News the Grenfell Inquiry’s final report is unlikely to be published until next year is a sign “justice is being kicked further down the road”, a campaign group said.
The final hearing took place in November 2022 and a panel and inquiry team have been working on their phase two report since then.
On Tuesday, in a monthly newsletter published on its website, the inquiry confirmed the final report is unlikely to be published until 2024.
The report into phase one, which focused on the factual narrative of the events on the night of the fire, was published in October 2019.
It concluded the tower’s cladding did not comply with building regulations and was the “principal” reason for the rapid and “profoundly shocking” spread of the blaze.
The inquiry team said it will “spare no effort” to finish the final report as soon as possible.

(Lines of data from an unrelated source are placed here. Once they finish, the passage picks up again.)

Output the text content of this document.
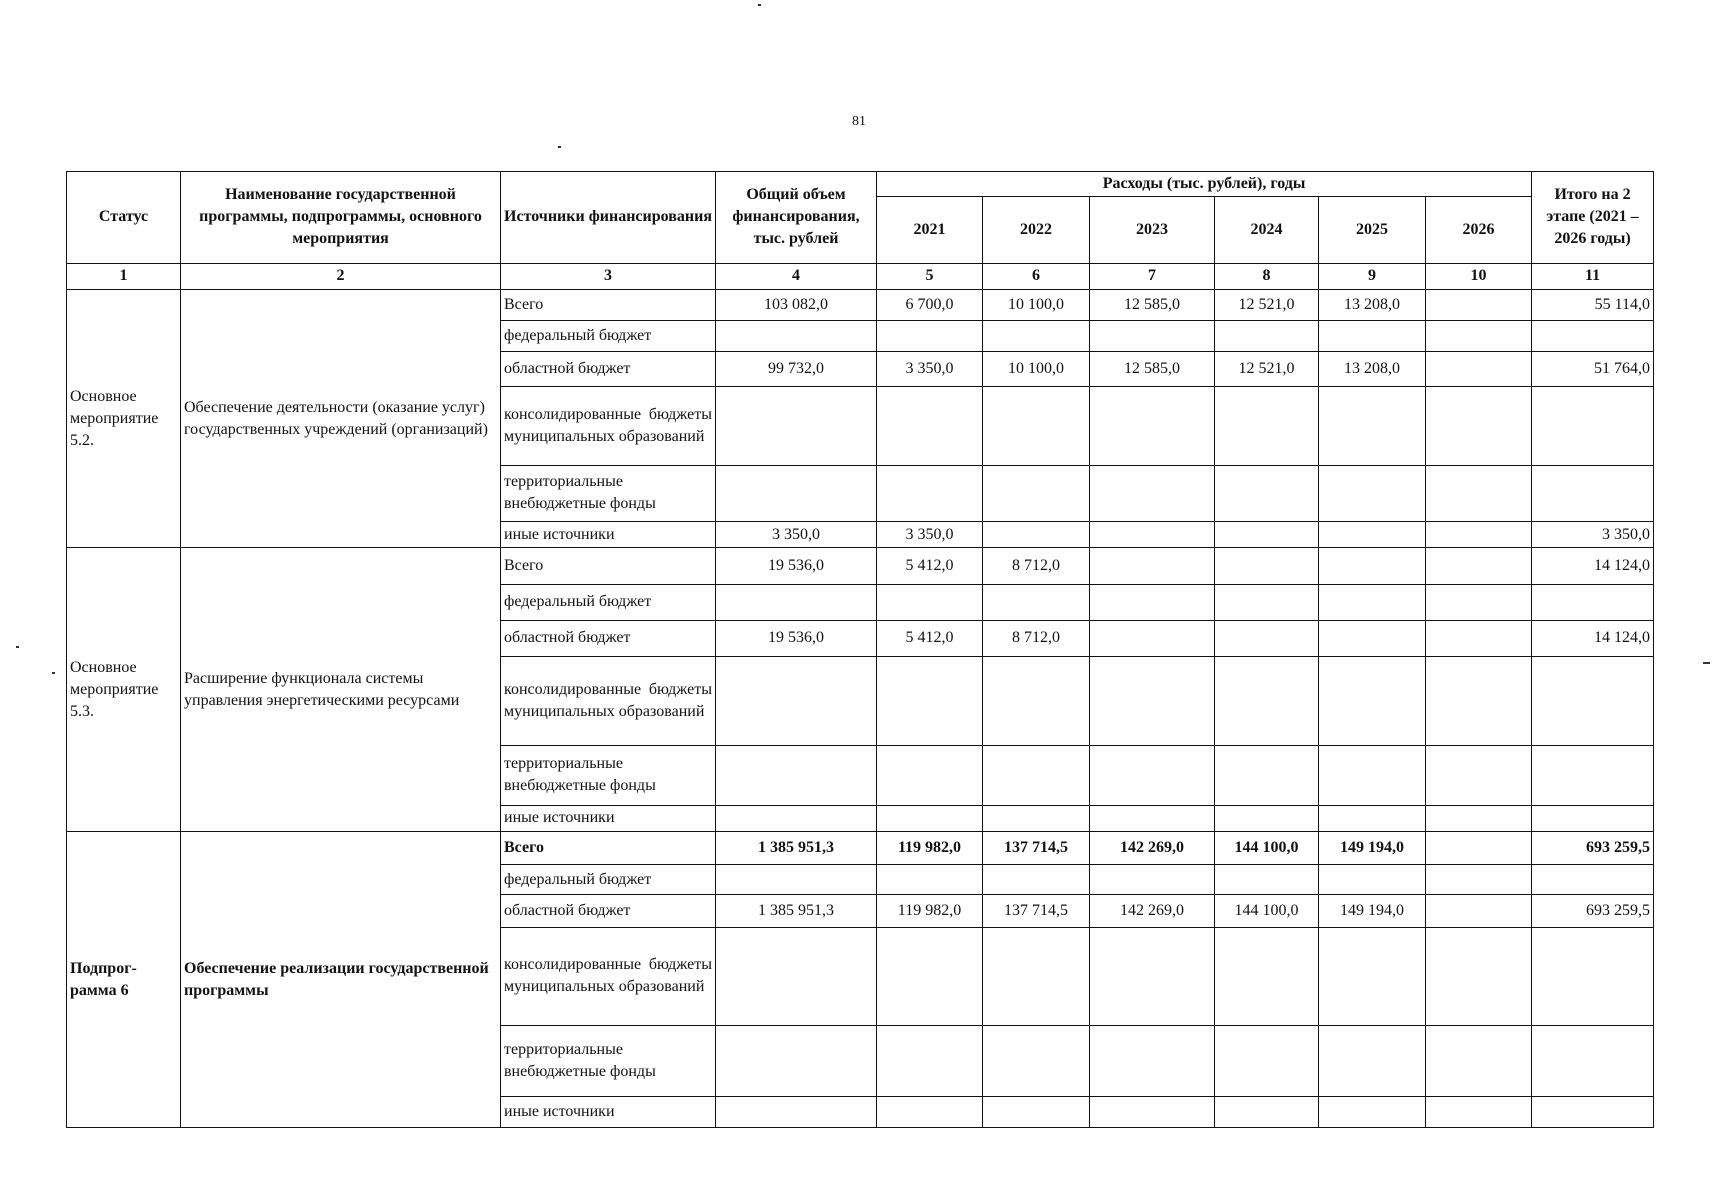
81
Статус	Наименование государственной программы, подпрограммы, основного мероприятия	Источники финансирования	Общий объем финансирования, тыс. рублей	Расходы (тыс. рублей), годы						Итого на 2 этапе (2021 – 2026 годы)
				2021	2022	2023	2024	2025	2026	
1	2	3	4	5	6	7	8	9	10	11
Основное мероприятие 5.2.	Обеспечение деятельности (оказание услуг) государственных учреждений (организаций)	Всего	103 082,0	6 700,0	10 100,0	12 585,0	12 521,0	13 208,0		55 114,0
		федеральный бюджет								
		областной бюджет	99 732,0	3 350,0	10 100,0	12 585,0	12 521,0	13 208,0		51 764,0
		консолидированные бюджеты муниципальных образований								
		территориальные внебюджетные фонды								
		иные источники	3 350,0	3 350,0						3 350,0
Основное мероприятие 5.3.	Расширение функционала системы управления энергетическими ресурсами	Всего	19 536,0	5 412,0	8 712,0					14 124,0
		федеральный бюджет								
		областной бюджет	19 536,0	5 412,0	8 712,0					14 124,0
		консолидированные бюджеты муниципальных образований								
		территориальные внебюджетные фонды								
		иные источники								
Подпрог- рамма 6	Обеспечение реализации государственной программы	Всего	1 385 951,3	119 982,0	137 714,5	142 269,0	144 100,0	149 194,0		693 259,5
		федеральный бюджет								
		областной бюджет	1 385 951,3	119 982,0	137 714,5	142 269,0	144 100,0	149 194,0		693 259,5
		консолидированные бюджеты муниципальных образований								
		территориальные внебюджетные фонды								
		иные источники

It acknowledged “everyone involved in the inquiry wants the report to be published as soon as possible and we fully understand the importance that has for them and for the wider public”.
But it said the report must be “complete and accurate”.
Chapters are at different stages of drafting and several stages are yet to be completed, it said.
The team said the report will be sent to the Prime Minister “as soon as we can, but that will probably not be possible before the beginning of next year”, after which Rishi Sunak will decide when it will be published publicly.
In a statement, the group said: “We went through this same delay following the conclusion of phase one, which was pushed back by six months.
“This news is no surprise. History is repeating itself. It’s what we expected. Justice is being kicked further down the road as the system continues to protect those who should be held accountable. A system we have no influence over.
“It’s just another reminder of what we are forced to battle against. Six years, no justice and now an even longer road ahead.”
Also on Tuesday, a judge approved a “global” settlement of compensation claims made by people affected by the fire.
Lawyers representing bereaved relatives, survivors and local residents told a High Court hearing in London there had been a global settlement of about 900 cases and a global sum of about £150 million compensation agreed.